Rattle and Snap on a hilltop 7 miles west of Columbia, Tennessee on State Hwy. 243 in Maury County, is a fine example of the lavish scale on which many Southern homes were built between 1845-1860.
It has been referred to as "magnificent," the "most monumental house in Tennessee" and as "one of the best examples of Greek Revival residential architecture in the country." Rattle and Snap was built for George Polk, a son of William Polk, a North Carolinian who was appointed surveyor-general of the Middle District of Tennessee in 1784. Through land speculation, William became one of the largest landholders in Tennessee.

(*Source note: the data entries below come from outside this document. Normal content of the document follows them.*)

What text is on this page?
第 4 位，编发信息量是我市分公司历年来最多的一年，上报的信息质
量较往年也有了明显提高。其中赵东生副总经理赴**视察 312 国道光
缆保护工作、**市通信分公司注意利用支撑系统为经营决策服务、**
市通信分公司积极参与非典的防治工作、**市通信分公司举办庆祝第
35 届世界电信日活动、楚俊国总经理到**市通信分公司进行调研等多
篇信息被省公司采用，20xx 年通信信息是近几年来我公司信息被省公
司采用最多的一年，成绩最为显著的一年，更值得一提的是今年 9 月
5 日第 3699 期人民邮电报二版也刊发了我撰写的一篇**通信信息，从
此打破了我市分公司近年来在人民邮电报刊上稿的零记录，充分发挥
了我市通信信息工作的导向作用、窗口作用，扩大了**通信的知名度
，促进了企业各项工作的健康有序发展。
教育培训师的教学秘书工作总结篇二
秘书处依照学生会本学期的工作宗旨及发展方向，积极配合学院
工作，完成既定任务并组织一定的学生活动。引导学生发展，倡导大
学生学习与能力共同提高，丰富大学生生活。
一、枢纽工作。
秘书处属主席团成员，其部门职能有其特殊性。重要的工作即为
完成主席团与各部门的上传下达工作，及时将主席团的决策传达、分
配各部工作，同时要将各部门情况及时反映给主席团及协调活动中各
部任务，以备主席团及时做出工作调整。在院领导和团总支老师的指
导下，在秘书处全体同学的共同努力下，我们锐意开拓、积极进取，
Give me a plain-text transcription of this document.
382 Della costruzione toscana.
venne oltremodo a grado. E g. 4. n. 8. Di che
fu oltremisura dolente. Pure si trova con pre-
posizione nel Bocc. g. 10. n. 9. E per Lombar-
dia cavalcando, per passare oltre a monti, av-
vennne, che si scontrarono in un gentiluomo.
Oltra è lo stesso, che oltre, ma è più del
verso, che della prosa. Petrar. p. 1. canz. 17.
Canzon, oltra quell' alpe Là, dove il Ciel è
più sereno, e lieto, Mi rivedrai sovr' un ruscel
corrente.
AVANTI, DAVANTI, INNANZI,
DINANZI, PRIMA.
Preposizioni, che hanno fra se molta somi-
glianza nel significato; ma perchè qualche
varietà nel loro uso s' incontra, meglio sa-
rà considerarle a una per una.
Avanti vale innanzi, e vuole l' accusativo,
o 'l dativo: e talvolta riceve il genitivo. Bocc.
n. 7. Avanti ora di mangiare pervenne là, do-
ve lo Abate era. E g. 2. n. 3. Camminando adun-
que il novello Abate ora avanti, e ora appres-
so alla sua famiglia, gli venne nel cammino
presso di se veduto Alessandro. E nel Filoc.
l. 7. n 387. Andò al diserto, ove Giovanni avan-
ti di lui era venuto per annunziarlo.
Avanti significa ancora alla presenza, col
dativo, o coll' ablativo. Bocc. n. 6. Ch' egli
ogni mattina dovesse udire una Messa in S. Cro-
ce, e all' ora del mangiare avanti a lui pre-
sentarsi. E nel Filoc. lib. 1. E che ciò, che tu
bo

The tract on which the house stands amounted originally to 5648 acres. William named the property "Rattle and Snap" after having won the land from the governor of North Carolina in a game of "rattle and snap." This game of chance is said to have been played with beans. Four of Polk's sons built substantial homes on the original tract. George kept the original name for his portion of the land. Where the 4 Polk son's properties joined, the brothers built St. John's Episcopal Church.
The architect for Rattle and Snap is not known however, it is generally attributed to the noted German-American architect Adolphus Heiman. The fine craftsmanship found throughout the house was the work of talented slave artisans."

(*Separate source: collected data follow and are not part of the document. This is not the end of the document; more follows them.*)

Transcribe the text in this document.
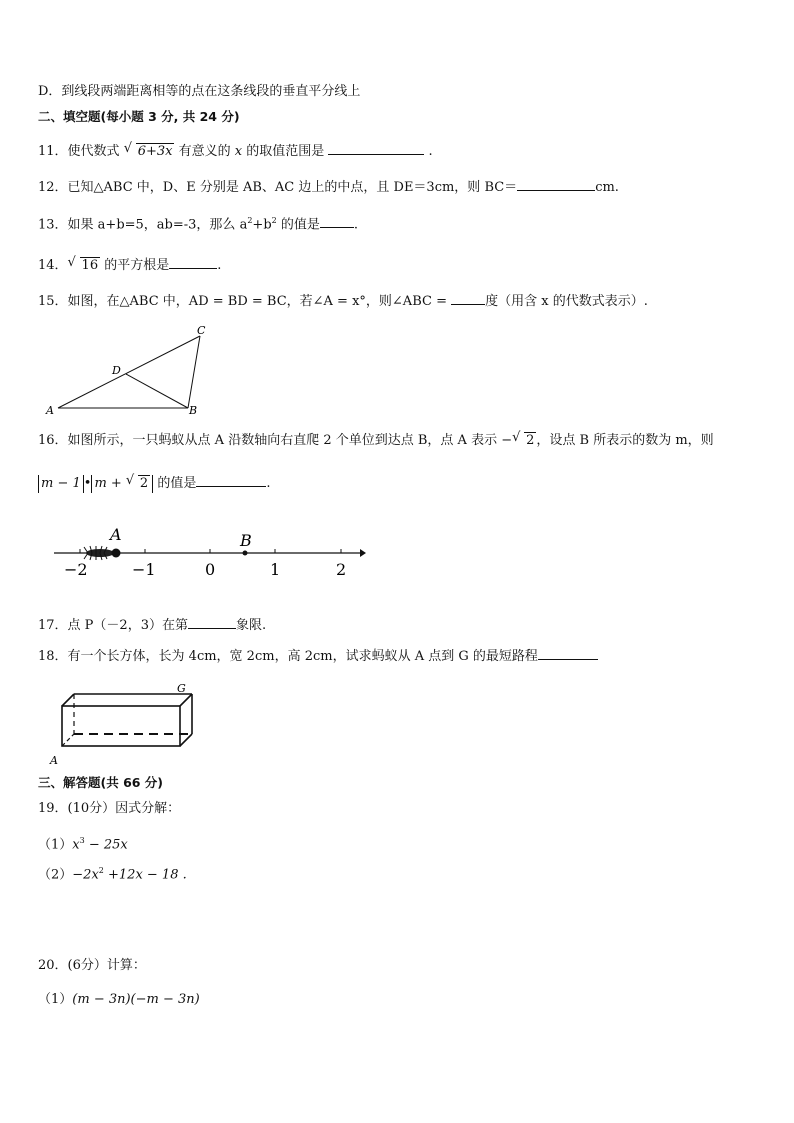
D．到线段两端距离相等的点在这条线段的垂直平分线上
二、填空题(每小题 3 分, 共 24 分)
11．使代数式 √ 6+3x 有意义的 x 的取值范围是	.
12．已知△ABC 中，D、E 分别是 AB、AC 边上的中点，且 DE＝3cm，则 BC＝	cm.
13．如果 a+b=5，ab=-3，那么 $a^2+b^2$ 的值是	.
14． √ 16 的平方根是	.
15．如图，在△ABC 中，AD = BD = BC，若∠A = x°，则∠ABC =	度（用含 x 的代数式表示）.
A	B
C
D
16．如图所示，一只蚂蚁从点 A 沿数轴向右直爬 2 个单位到达点 B，点 A 表示 − √ 2 ，设点 B 所表示的数为 m，则
m − 1 • m + √ 2 的值是	.
A	B
−2	−1	0	1	2
17．点 P（－2，3）在第	象限.
18．有一个长方体，长为 4cm，宽 2cm，高 2cm，试求蚂蚁从 A 点到 G 的最短路程
A
G
三、解答题(共 66 分)
19．(10分）因式分解：
$(1)x^3 - 25x$
$(2)-2x^2 +12x - 18$ .
20．(6分）计算：
（1）(m − 3n)(−m − 3n)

The thousands of bricks used in its construction were made on the site and its foundations were hewn from native limestone. The ten portico columns were shipped from Cincinnati by boat to Nashville and then by oxen drawn wagons to the building site. The house is ell-shaped and two and half stories tall. Four porches grace Rattle and Snap. On the north veranda are the 10 twenty six foot tall Corinthian columns, on the east is an intricate iron portico, on the west, an entry with 4 "Temple of the Winds" columns, on the south is a decorative frame 2-story gallery. Inside the house are sophisticated cornices, ceiling medallions and Corinthian columns.